Ansonsten sind hier nur stumpfe Macho-Charaktere unterwegs, die ihre Frauen mies behandeln und auch ansonsten wenig Skrupel besitzen, ihre Umwelt zu terrorisieren. Im Gegensatz zu vielen amerikanischen Filmen verzichtet Schoendoerffer dabei dankenswerterweise auf jede überflüssige Glorifizierung des Gangsterlebens nach dem Motto "Sind ja auch alles nur Menschen!", und zeigt lieber die gewalttätigen Mechanismen eines kriminellen Milieus, mit dem man wirklich nichts zu tun haben will.

Eine Moral gibt es nicht, und wenn, dann lautet die, dass sich Verbrechen nicht auszahlt, zumindest nicht genug, um die damit verbundenen Folgen auf sich zu nehmen.

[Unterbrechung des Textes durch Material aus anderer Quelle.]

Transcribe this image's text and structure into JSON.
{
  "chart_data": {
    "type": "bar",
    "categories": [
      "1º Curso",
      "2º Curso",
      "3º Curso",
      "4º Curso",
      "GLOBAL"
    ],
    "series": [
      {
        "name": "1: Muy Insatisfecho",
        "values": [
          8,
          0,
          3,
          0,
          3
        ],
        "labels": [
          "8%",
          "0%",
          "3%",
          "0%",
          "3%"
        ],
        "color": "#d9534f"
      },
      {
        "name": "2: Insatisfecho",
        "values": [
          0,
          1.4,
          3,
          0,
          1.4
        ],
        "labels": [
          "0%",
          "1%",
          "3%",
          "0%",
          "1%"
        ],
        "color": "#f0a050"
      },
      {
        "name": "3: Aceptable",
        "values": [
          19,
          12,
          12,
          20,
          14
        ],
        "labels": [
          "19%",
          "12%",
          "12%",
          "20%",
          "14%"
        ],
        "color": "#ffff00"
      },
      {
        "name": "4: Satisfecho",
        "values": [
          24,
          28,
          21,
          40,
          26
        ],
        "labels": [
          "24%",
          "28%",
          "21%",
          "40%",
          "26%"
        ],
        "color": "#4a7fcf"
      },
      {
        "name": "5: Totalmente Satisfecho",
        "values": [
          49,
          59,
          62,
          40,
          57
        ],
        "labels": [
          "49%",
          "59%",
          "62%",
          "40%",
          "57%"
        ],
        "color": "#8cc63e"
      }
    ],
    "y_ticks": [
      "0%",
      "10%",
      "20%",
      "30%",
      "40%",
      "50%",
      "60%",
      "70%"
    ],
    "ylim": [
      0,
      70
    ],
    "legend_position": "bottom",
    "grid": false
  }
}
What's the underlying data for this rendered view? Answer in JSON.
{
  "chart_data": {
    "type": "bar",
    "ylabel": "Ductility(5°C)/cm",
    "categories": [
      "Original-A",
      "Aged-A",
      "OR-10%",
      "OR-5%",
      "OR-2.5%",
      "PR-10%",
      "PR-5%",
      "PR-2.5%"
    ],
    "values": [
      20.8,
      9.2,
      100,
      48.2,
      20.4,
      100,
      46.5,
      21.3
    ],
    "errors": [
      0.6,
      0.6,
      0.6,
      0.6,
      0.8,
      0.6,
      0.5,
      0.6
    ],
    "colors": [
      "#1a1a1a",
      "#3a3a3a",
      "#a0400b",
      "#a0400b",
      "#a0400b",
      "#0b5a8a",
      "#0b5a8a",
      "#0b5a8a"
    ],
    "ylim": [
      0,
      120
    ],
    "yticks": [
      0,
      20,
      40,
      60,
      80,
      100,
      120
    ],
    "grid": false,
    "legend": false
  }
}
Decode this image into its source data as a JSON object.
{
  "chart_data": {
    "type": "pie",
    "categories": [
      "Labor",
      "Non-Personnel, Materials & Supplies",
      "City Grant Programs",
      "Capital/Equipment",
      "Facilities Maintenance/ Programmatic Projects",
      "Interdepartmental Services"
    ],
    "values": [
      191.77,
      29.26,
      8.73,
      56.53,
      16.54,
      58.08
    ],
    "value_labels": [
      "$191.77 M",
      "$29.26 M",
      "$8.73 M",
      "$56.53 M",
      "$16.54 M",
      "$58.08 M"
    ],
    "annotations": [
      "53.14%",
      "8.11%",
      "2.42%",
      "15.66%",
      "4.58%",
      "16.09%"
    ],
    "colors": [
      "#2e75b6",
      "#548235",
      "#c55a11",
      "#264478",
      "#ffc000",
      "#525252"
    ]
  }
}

Schoendoerffer gelingt mit seinem stilvollen, modernen und abgründigen Gangsterfilm vielleicht sogar das, was Michael Mann mit MIAMI VICE nicht geglückt war, dessen kühle Bildästhetik hier Pate stand - und bei dem Feuergefecht auf einem Parkplatz wird dann sogar ganz offensichtlich HEAT zitiert.

Mit seinem Versuch, diesem Genre die richtige Form von Authentizität zu verpassen, läuft Schoendoerffer ähnlich wie bei AGENTS SECRETS erneut Gefahr, einen Großteil seines Publikums zu verprellen, das aufgrund des sperrigen semidokumentarischen Anstrichs von TRUANDS keinen handelsüblichen Unterhaltungsfilm geboten bekommt.